The multi-functional polypeptide of claim of 49 or 50, wherein the anti-PD-L1 sdAb comprises a sequence having at least 80%identity to SEQ ID NO: 49.
The multi-functional polypeptide of any one of claims 39-51, wherein the IFNα2b comprises the amino acid sequence having at least 80%identity with SEQ ID NO: 1 or SEQ ID NO: 2.
An immunoconjugate comprising a multi-functional polypeptide of any one of claims 39-52 conjugated with a chemical moiety.
The immunoconjugate of claim 53, wherein the chemical moiety comprises a structure of formula (VI) :

wherein, the PEG_m isR_1c is selected from the group consisting of H, C_1-4 alkyl and C_1-4 haloalkyl, m is an integer in range of 1 to 1000, 100 to 500 or 400 to 500;

alternatively, the PEG_m is a linear polyethylene glycol having a molecular weight of about 20000.
A polynucleotide encoding the polypeptide of any one of claims 1-38, or the multi-functional polypeptide of any one of claims 39-52.
A vector comprising the polynucleotide of claim 55.
A host cell comprising the vector of claim 56.
A pharmaceutical composition comprising the polypeptide of claims 1-38, multi-functional polypeptide of any one of claims 39-52, the immunoconjugate of claim 53 or 54, or the polynucleotide of claim 55.
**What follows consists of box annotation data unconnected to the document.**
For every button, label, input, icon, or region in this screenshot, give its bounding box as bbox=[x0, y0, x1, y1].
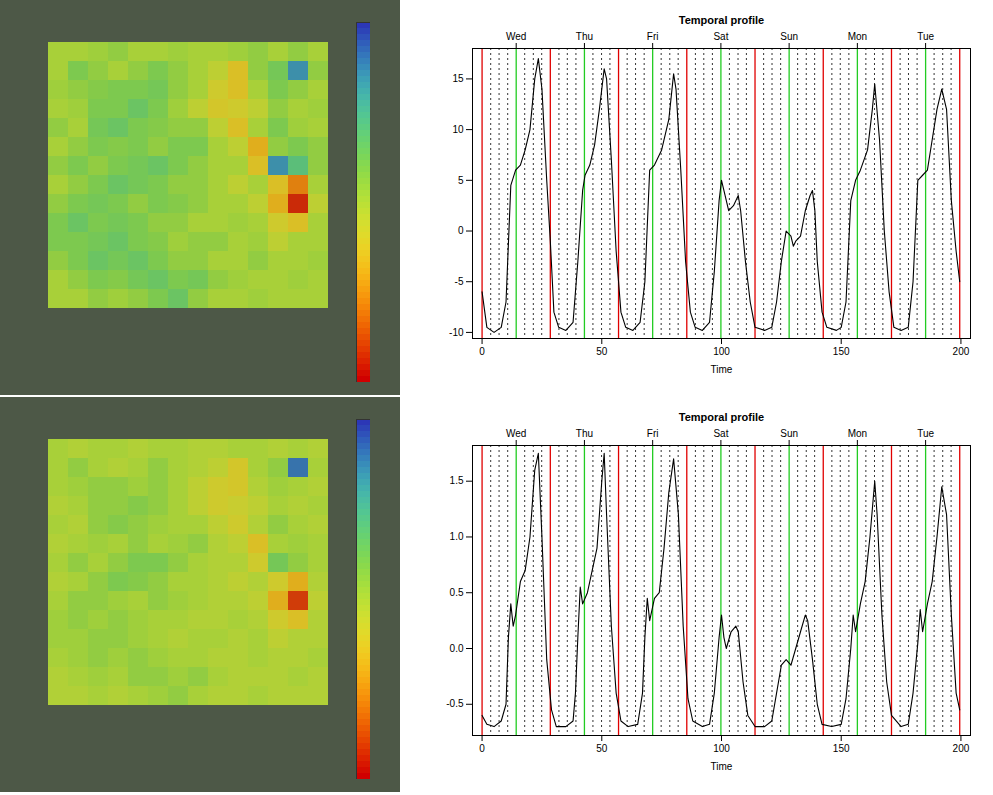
svg-text:Sun: Sun bbox=[780, 428, 798, 439]
svg-text:Mon: Mon bbox=[848, 428, 867, 439]
svg-text:0: 0 bbox=[458, 225, 464, 236]
svg-text:10: 10 bbox=[452, 124, 464, 135]
svg-text:0: 0 bbox=[479, 346, 485, 357]
svg-text:Temporal profile: Temporal profile bbox=[679, 14, 764, 26]
svg-text:50: 50 bbox=[596, 346, 608, 357]
svg-text:Time: Time bbox=[711, 761, 733, 772]
svg-text:Mon: Mon bbox=[848, 31, 867, 42]
svg-text:Fri: Fri bbox=[647, 31, 659, 42]
svg-text:Sat: Sat bbox=[713, 31, 728, 42]
svg-text:0.5: 0.5 bbox=[450, 587, 464, 598]
svg-text:Sun: Sun bbox=[780, 31, 798, 42]
svg-text:5: 5 bbox=[458, 175, 464, 186]
svg-text:Wed: Wed bbox=[506, 31, 526, 42]
svg-text:0: 0 bbox=[479, 743, 485, 754]
svg-text:Wed: Wed bbox=[506, 428, 526, 439]
svg-text:150: 150 bbox=[833, 743, 850, 754]
svg-text:-0.5: -0.5 bbox=[446, 698, 464, 709]
svg-text:50: 50 bbox=[596, 743, 608, 754]
svg-text:Fri: Fri bbox=[647, 428, 659, 439]
svg-text:1.0: 1.0 bbox=[450, 531, 464, 542]
svg-text:100: 100 bbox=[713, 346, 730, 357]
svg-text:-5: -5 bbox=[455, 276, 464, 287]
svg-text:Thu: Thu bbox=[576, 31, 593, 42]
svg-text:150: 150 bbox=[833, 346, 850, 357]
svg-text:100: 100 bbox=[713, 743, 730, 754]
svg-text:15: 15 bbox=[452, 73, 464, 84]
svg-text:Thu: Thu bbox=[576, 428, 593, 439]
svg-text:Time: Time bbox=[711, 364, 733, 375]
svg-text:-10: -10 bbox=[449, 327, 464, 338]
svg-text:Sat: Sat bbox=[713, 428, 728, 439]
svg-text:200: 200 bbox=[953, 346, 970, 357]
svg-text:Temporal profile: Temporal profile bbox=[679, 411, 764, 423]
svg-text:Tue: Tue bbox=[917, 428, 934, 439]
svg-text:Tue: Tue bbox=[917, 31, 934, 42]
svg-text:0.0: 0.0 bbox=[450, 643, 464, 654]
svg-text:1.5: 1.5 bbox=[450, 475, 464, 486]
svg-text:200: 200 bbox=[953, 743, 970, 754]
A method for treating a disorder in a subject in need thereof, comprising administrating an effective amount of the polypeptide of claims 1-38, multi-functional polypeptide of any one of claims 39-52, the immunoconjugate of claim 53 or 54, or the polynucleotide of claim 55 to the subject.
The method of claim 59, wherein the disorder is cancer.